Protesters march on Arivaca Road Border Patrol checkpoint


Karl W. Hoffman / Special to the Green Valley News
Checkpoint protest

More than 100 protesters marched Sunday to the Arivaca Border Patrol checkpoint to call for its closure.

Posted: Sunday, December 8, 2013 10:00 pm | Updated: 11:01 am, Mon Dec 9, 2013.
By Dan Shearer dshearer@gvnews.com

More than 100 people converged on the Arivaca Road Border Patrol checkpoint on Sunday from two directions but with one message: Close it down.

The protest included residents of Arivaca and members of several humanitarian groups, including the Green Valley Samaritans, No More Deaths and Derechos Humanos.

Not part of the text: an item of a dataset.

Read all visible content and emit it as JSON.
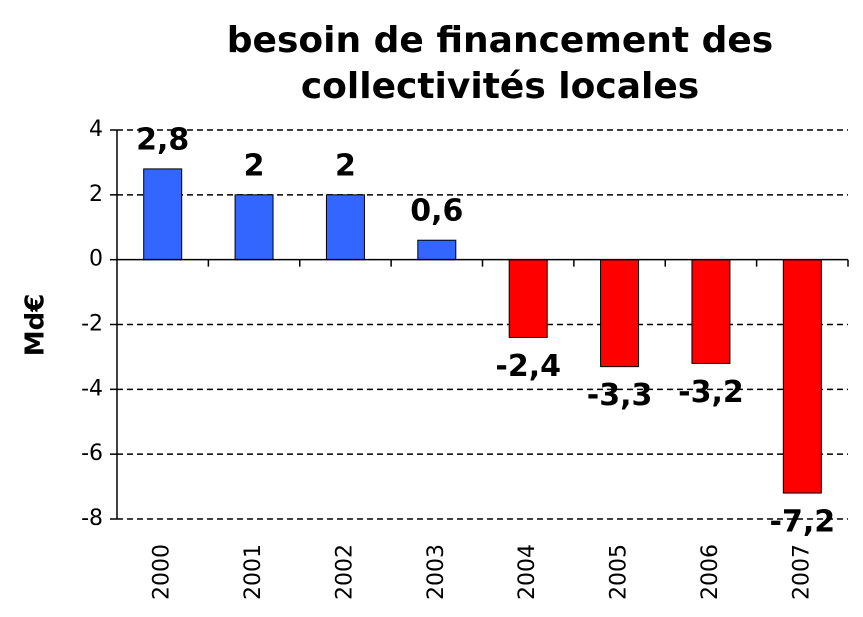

The rally was launched from two sites. One group met in the parking lot of The Cow Palace in Amado and marched less than a mile west to the checkpoint; the other met at the Arivaca Community Center and drove to within a mile of the checkpoint and finished the march east on foot.

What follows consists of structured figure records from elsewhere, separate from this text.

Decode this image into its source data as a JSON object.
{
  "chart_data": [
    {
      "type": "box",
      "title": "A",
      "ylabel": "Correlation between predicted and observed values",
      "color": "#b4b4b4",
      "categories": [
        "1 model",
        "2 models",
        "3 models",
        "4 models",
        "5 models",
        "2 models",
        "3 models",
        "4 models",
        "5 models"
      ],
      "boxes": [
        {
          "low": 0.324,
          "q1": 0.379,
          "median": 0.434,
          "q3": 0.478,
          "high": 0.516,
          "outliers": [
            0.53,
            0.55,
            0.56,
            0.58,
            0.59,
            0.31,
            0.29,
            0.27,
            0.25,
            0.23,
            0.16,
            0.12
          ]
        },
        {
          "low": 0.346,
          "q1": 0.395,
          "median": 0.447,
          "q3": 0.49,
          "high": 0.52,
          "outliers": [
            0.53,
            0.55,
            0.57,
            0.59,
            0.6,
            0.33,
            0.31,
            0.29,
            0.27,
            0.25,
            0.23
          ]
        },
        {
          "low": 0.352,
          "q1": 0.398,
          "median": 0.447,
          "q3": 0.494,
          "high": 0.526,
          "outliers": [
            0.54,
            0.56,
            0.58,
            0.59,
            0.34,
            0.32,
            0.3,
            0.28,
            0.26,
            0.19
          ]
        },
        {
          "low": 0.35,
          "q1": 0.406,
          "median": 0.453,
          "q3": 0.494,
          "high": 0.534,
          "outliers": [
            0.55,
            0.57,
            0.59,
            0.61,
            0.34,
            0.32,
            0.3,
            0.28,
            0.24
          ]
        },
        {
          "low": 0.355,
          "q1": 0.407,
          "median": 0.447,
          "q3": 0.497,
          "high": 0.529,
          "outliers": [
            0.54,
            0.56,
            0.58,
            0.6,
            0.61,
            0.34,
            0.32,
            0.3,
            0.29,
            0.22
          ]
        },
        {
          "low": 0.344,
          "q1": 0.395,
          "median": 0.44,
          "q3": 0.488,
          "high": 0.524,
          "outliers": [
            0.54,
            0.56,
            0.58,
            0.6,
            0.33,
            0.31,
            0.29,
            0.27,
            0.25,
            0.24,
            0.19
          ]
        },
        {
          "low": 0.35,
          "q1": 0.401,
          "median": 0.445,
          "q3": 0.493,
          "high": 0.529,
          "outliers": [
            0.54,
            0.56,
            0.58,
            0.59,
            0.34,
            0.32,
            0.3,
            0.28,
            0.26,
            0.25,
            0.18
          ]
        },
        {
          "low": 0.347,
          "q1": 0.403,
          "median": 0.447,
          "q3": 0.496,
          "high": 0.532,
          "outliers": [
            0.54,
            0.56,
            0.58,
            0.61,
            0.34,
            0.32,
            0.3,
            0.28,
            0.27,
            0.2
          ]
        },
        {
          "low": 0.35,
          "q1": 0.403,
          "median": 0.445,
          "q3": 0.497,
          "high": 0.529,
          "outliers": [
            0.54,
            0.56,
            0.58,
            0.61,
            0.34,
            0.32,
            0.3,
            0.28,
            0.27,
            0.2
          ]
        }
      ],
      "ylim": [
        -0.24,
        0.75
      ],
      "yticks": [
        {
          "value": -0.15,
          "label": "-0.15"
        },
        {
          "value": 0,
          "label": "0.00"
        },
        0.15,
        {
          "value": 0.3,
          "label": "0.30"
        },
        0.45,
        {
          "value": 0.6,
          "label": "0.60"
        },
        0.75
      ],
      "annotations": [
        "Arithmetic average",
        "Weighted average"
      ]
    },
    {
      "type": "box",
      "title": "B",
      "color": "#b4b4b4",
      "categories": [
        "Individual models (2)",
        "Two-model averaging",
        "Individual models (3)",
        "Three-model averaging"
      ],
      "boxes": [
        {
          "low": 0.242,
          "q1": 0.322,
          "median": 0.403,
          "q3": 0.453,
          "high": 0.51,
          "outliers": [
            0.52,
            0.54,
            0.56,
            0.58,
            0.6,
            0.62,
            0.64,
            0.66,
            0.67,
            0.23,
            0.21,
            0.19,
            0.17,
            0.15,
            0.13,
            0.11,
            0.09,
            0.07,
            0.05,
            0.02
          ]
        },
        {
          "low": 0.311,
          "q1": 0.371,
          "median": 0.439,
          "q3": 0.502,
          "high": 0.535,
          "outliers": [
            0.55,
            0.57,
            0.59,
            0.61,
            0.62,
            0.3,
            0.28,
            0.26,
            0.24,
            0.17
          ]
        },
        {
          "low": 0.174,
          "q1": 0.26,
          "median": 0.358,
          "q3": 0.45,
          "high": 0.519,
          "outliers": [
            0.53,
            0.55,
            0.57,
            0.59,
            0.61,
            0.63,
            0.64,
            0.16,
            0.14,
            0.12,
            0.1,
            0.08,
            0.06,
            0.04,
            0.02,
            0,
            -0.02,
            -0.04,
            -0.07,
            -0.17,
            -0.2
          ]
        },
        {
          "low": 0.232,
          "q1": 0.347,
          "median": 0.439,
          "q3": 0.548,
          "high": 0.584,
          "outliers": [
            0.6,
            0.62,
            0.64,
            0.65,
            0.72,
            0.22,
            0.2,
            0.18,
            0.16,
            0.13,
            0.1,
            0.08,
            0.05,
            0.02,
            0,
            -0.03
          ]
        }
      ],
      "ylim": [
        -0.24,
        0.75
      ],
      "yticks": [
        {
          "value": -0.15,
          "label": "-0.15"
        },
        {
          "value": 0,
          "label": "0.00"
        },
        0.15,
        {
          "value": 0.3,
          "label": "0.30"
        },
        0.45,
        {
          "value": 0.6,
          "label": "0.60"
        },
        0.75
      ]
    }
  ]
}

When they met, they discovered the checkpoint closed down but about 10 agents on duty.

The protesters delivered a petition to agents signed by 230 residents of Arivaca and another with about 400 signatures of people who live outside the area. The thrust of the petitions called into question the constitutionality of the checkpoint, which has been a permanent fixture for about six years, and asks that it be removed. The petition said the checkpoint has hurt the local economy and led to an increase in deaths of illegal immigrants in the area, though it didn’t say how. The protesters also sang and heard speakers in the hour-long rally held on the side of the road.

A Border Patrol spokeswoman at the protest declined to release figures on seizures and other activity specific to the Arivaca checkpoint, but said all checkpoints in the Tucson Sector yielded a combined 17,000 pounds of marijuana in 2012. Several people at the rally questioned the effectiveness of the checkpoint and said they have sought seizure numbers for Arivaca and have been turned down.

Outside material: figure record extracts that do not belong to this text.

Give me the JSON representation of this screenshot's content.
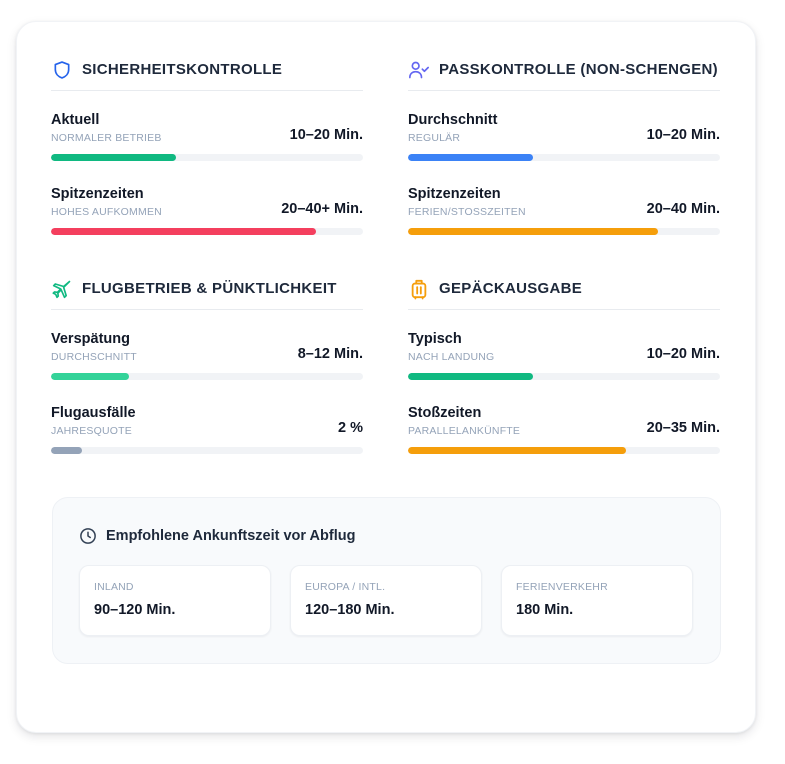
{
  "sections": [
    {
      "title": "SICHERHEITSKONTROLLE",
      "icon": "shield-icon",
      "icon_color": "#2563eb",
      "metrics": [
        {
          "label": "Aktuell",
          "sub": "NORMALER BETRIEB",
          "value": "10–20 Min.",
          "progress": 0.4,
          "color": "#10b981"
        },
        {
          "label": "Spitzenzeiten",
          "sub": "HOHES AUFKOMMEN",
          "value": "20–40+ Min.",
          "progress": 0.85,
          "color": "#f43f5e"
        }
      ]
    },
    {
      "title": "PASSKONTROLLE (NON-SCHENGEN)",
      "icon": "user-check-icon",
      "icon_color": "#6366f1",
      "metrics": [
        {
          "label": "Durchschnitt",
          "sub": "REGULÄR",
          "value": "10–20 Min.",
          "progress": 0.4,
          "color": "#3b82f6"
        },
        {
          "label": "Spitzenzeiten",
          "sub": "FERIEN/STOSSZEITEN",
          "value": "20–40 Min.",
          "progress": 0.8,
          "color": "#f59e0b"
        }
      ]
    },
    {
      "title": "FLUGBETRIEB & PÜNKTLICHKEIT",
      "icon": "plane-icon",
      "icon_color": "#10b981",
      "metrics": [
        {
          "label": "Verspätung",
          "sub": "DURCHSCHNITT",
          "value": "8–12 Min.",
          "progress": 0.25,
          "color": "#34d399"
        },
        {
          "label": "Flugausfälle",
          "sub": "JAHRESQUOTE",
          "value": "2 %",
          "progress": 0.1,
          "color": "#94a3b8"
        }
      ]
    },
    {
      "title": "GEPÄCKAUSGABE",
      "icon": "luggage-icon",
      "icon_color": "#f59e0b",
      "metrics": [
        {
          "label": "Typisch",
          "sub": "NACH LANDUNG",
          "value": "10–20 Min.",
          "progress": 0.4,
          "color": "#10b981"
        },
        {
          "label": "Stoßzeiten",
          "sub": "PARALLELANKÜNFTE",
          "value": "20–35 Min.",
          "progress": 0.7,
          "color": "#f59e0b"
        }
      ]
    }
  ],
  "recommendation": {
    "title": "Empfohlene Ankunftszeit vor Abflug",
    "icon": "clock-icon",
    "items": [
      {
        "label": "INLAND",
        "value": "90–120 Min."
      },
      {
        "label": "EUROPA / INTL.",
        "value": "120–180 Min."
      },
      {
        "label": "FERIENVERKEHR",
        "value": "180 Min."
      }
    ]
  }
}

Several Arivaca business owners at the rally said the checkpoint has hurt tourism in the area, a concern also raised by Tubac merchants and Realtors south of the Interstate 19 checkpoint.

The Border Patrol operates 71 temporary or permanent checkpoints along the southern U.S. border. A 2009 U.S. General Accountability Office report said checkpoints are effective in helping the Border Patrol carry out its mission but noted several deficiencies and inefficiencies, including unreliable data collection methods that “resulted in the overstatement of checkpoint performance results in fiscal year 2007 and 2008.”

LIVING IT EVERY DAY

“We’re losing our constitutional rights,” said Christi Trent, who has lived in Arivaca for three years.

Trent said that as an Anglo she has had no problems clearing the checkpoint, but said she is dismayed that the United States is willing to use what she calls intimidation and fear to address the complex issues of immigration and illegal drug trafficking.

“Is it doing what it said it was going to do?” she asked of the checkpoint. “We don’t get any statistics from Border Patrol on it.”

Manuel Leyva, a Latino who has lived about a quarter-mile east of the checkpoint for 13 years, says he is routinely hassled by agents as he goes on morning walks. He wants to see the checkpoint taken out.

“I’m out walking and the agents always ask me, ‘What are you doing? Why are you walking alone?’” he said in Spanish. “They always bother me and there is no reason.”

“I want it gone,” he said of the checkpoint.

Allen Wallen, who grew up in Arivaca and has children at Sopori School, said the “aggressive presence” of the Border Patrol isn’t good for kids to see.

“If you go along like sheep, they won’t harass you,” he said of the checkpoint. “As long as you’re willing to give up enough rights, everything is OK.”

The 1976 U.S. v. Martinez-Fuerte U.S. Supreme Court ruling cleared the way for Border Patrol checkpoints and declared they are not a violation of Fourth Amendment rights prohibiting unreasonable searches and seizures. Agents must have probable cause to search a vehicle, however.

Ginny and Buddy Valenzuela, Arivaca residents and vocal supporters of the Border Patrol, said they don’t want to see the checkpoint go.

“I was very relieved at knowing they were here” when she moved there six years ago, Ginny said. “They keep the drugs and riff-raff out of here.”

She also said agents driving Arivaca Road keep the speeding down.

Buddy, 66, has lived in Arivaca most of his life. Although the community is under the jurisdiction of the Pima County Sheriff’s Department, he said Border Patrol agents are often the first-responders to emergencies in the area.